A few mitigating factors:

  • Nix has become surprisingly popular lately. It's pretty Googleable.
  • LLMs like Claude understand Nix well. Much of the POC was LLM-assisted.
  • Simple apps and checks are essentially inline shell scripts.

For example, nix run .#test is just:

nix
test = {
  type = "app";
  meta.description = "Run unit tests";
  program = pkgs.lib.getExe (
    pkgs.writeShellScriptBin "test" ''
      set -e
      ${pkgs.go_1_24}/bin/go test -covermode=count ./apis/... ./cmd/... ./internal/... "$@"
    ''
  );
};

Installation Friction

Early testing revealed that installing Nix was a significant barrier. The macOS installer requires root access to create a synthetic volume at /nix, and some contributors couldn't get it working at all.

We addressed this with nix.sh, a wrapper that runs Nix inside Docker. This makes Docker the only prerequisite - contributors don't need to install Nix locally. Power users who want native Nix integration with their shell can still install it, but it's not required.

Future Improvements

Cross-Repository Sharing

Looking ahead, Nix flakes can import other flakes without git submodules. If we eventually migrate providers to Nix, we could create a crossplane/nix repository with shared derivations:

nix
{
  inputs.crossplane.url = "github:crossplane/nix";
  
  outputs = { self, crossplane, ... }: {
    # Use shared build logic from crossplane/nix
  };
}

This would let us share build logic across repos without git submodules.

Alternatives Considered

Return to the build submodule

The most obvious alternative is to return to Make and the build submodule. This would reunify the ecosystem - providers still use it, so we'd have one build system again.

The build submodule works. It's maintained, stable, and familiar to long-time contributors. Make itself is 47 years old and isn't going anywhere.

However, the reasons we moved away from the build submodule still apply:

  • Advanced Make has a high learning curve. The $(foreach p,$(GO_STATIC_PACKAGES),...) patterns in golang.mk are no easier to read than Nix.
  • The git submodule workflow adds friction. Changes require PRs to two repos and keeping them in sync.
  • Builds aren't reproducible. The submodule pins tool versions but uses your system's Go toolchain and global caches. "Works on my machine" remains possible.
  • We'd still need to maintain tool download targets - the curl/unzip logic for each tool we depend on.

Returning to the build submodule would mean going backward to a system we already decided wasn't good enough. The ecosystem split is a real cost of not returning, but I believe it's better to move forward and eventually migrate providers than to move backward.

Dagger

Dagger is architecturally similar to Earthly - it's built on BuildKit and provides containerized builds. It's more actively developed than Earthly.
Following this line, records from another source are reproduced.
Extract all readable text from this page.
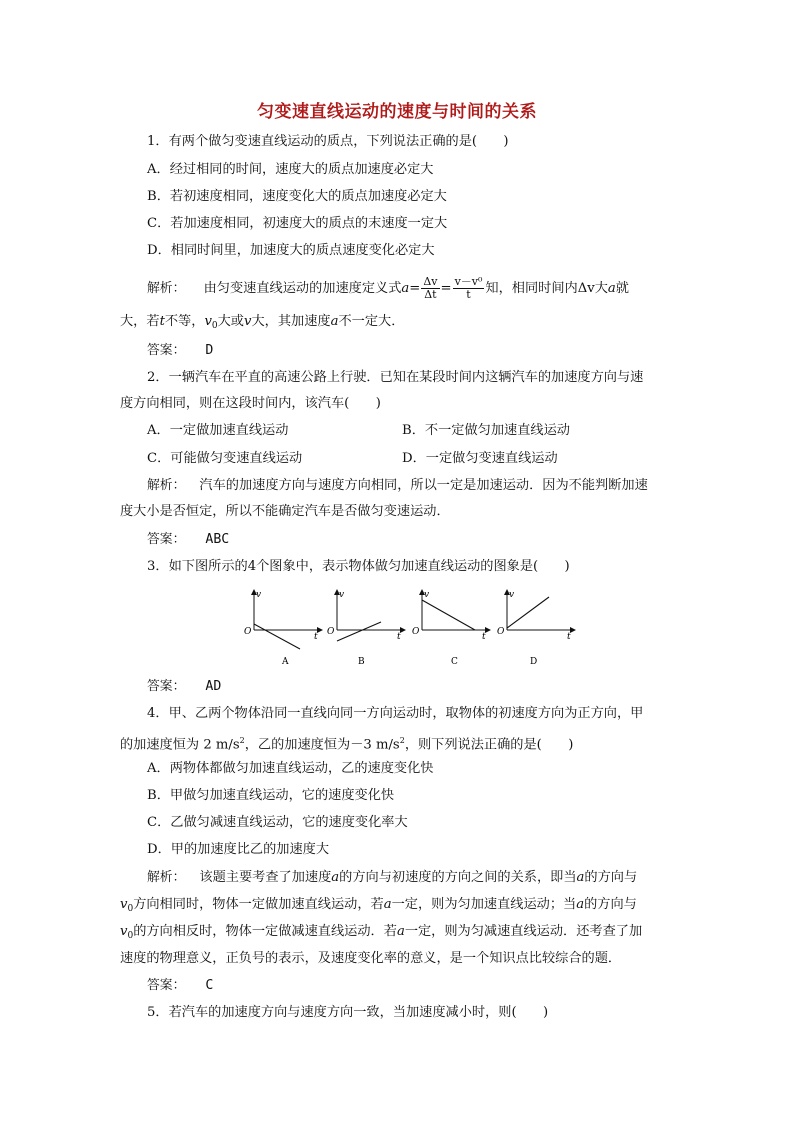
匀变速直线运动的速度与时间的关系
1．有两个做匀变速直线运动的质点，下列说法正确的是(　　)
A．经过相同的时间，速度大的质点加速度必定大
B．若初速度相同，速度变化大的质点加速度必定大
C．若加速度相同，初速度大的质点的末速度一定大
D．相同时间里，加速度大的质点速度变化必定大
解析： 由匀变速直线运动的加速度定义式$a= \frac{\Delta v}{\Delta t} = \frac{\text{v－v⁰}}{t}$ 知，相同时间内Δv大a就
大，若t不等，$v_0$大或v大，其加速度a不一定大．
答案： D
2．一辆汽车在平直的高速公路上行驶．已知在某段时间内这辆汽车的加速度方向与速
度方向相同，则在这段时间内，该汽车(　　)
A．一定做加速直线运动	B．不一定做匀加速直线运动
C．可能做匀变速直线运动	D．一定做匀变速直线运动
解析： 汽车的加速度方向与速度方向相同，所以一定是加速运动．因为不能判断加速
度大小是否恒定，所以不能确定汽车是否做匀变速运动．
答案： ABC
3．如下图所示的4个图象中，表示物体做匀加速直线运动的图象是(　　)
v
t
O
A
v
t
O
B
v
t
O
C
v
t
O
D
答案： AD
4．甲、乙两个物体沿同一直线向同一方向运动时，取物体的初速度方向为正方向，甲
的加速度恒为 2 $m/s^2$，乙的加速度恒为－3 $m/s^2$，则下列说法正确的是(　　)
A．两物体都做匀加速直线运动，乙的速度变化快
B．甲做匀加速直线运动，它的速度变化快
C．乙做匀减速直线运动，它的速度变化率大
D．甲的加速度比乙的加速度大
解析： 该题主要考查了加速度a的方向与初速度的方向之间的关系，即当a的方向与
$v_0$方向相同时，物体一定做加速直线运动，若a一定，则为匀加速直线运动；当a的方向与
$v_0$的方向相反时，物体一定做减速直线运动．若a一定，则为匀减速直线运动．还考查了加
速度的物理意义，正负号的表示，及速度变化率的意义，是一个知识点比较综合的题．
答案： C
5．若汽车的加速度方向与速度方向一致，当加速度减小时，则(　　)
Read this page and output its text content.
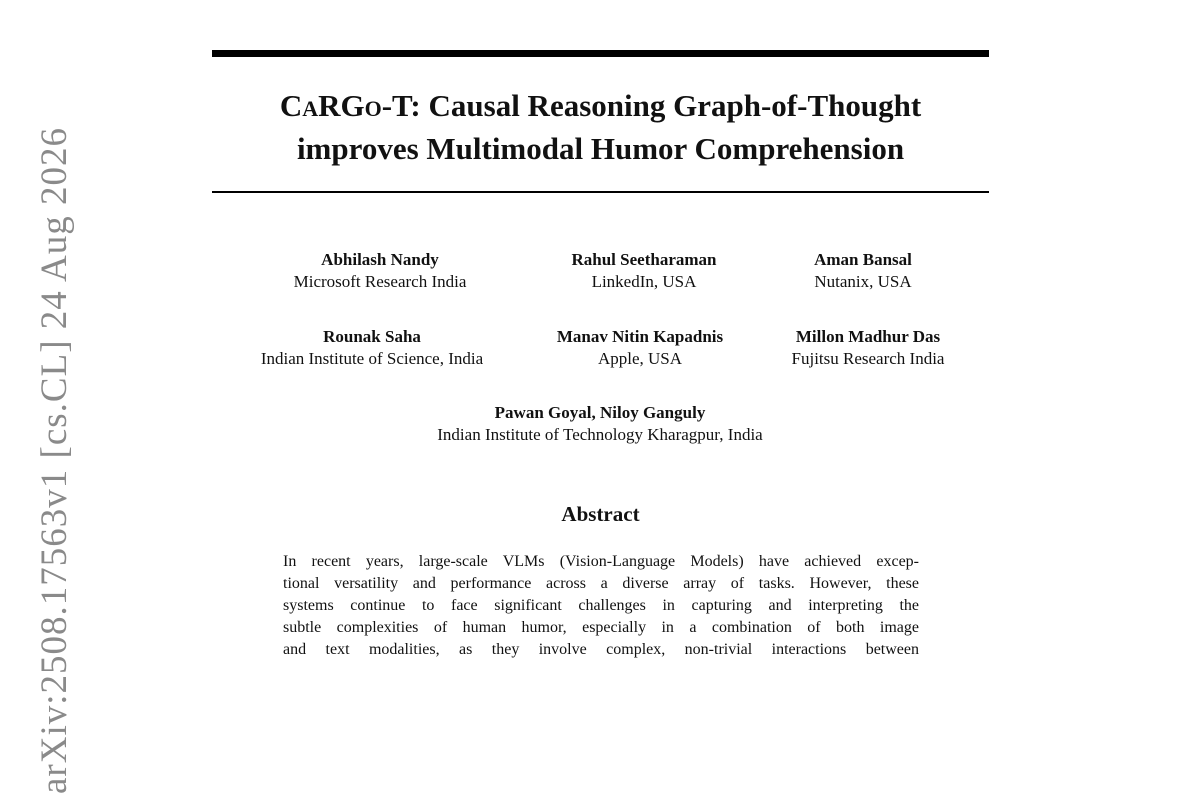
arXiv:2508.17563v1 [cs.CL] 24 Aug 2026
CARGO-T: Causal Reasoning Graph-of-Thought
improves Multimodal Humor Comprehension
Abhilash Nandy
Microsoft Research India
Rahul Seetharaman
LinkedIn, USA
Aman Bansal
Nutanix, USA
Rounak Saha
Indian Institute of Science, India
Manav Nitin Kapadnis
Apple, USA
Millon Madhur Das
Fujitsu Research India
Pawan Goyal, Niloy Ganguly
Indian Institute of Technology Kharagpur, India
Abstract
In recent years, large-scale VLMs (Vision-Language Models) have achieved excep-
tional versatility and performance across a diverse array of tasks. However, these
systems continue to face significant challenges in capturing and interpreting the
subtle complexities of human humor, especially in a combination of both image
and text modalities, as they involve complex, non-trivial interactions between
However, Dagger is a commercial open-source project backed by a single vendor. This is exactly the situation we're in with Earthly. The Dagger team needs to build a business, and their incentives may not always align with ours. We've been burned once by betting on commercial open-source build tooling; I'm hesitant to do it again.

Dagger also requires writing build logic in a general-purpose language like Go or Python, which is more complex than either a Makefile or a Nix flake for our use cases.

Stay on Earthly

This isn't really viable. Earthly is in maintenance mode with no planned feature development. The community fork (Earthbuild) is too new and unproven to bet on. We'd be accumulating risk the longer we stay.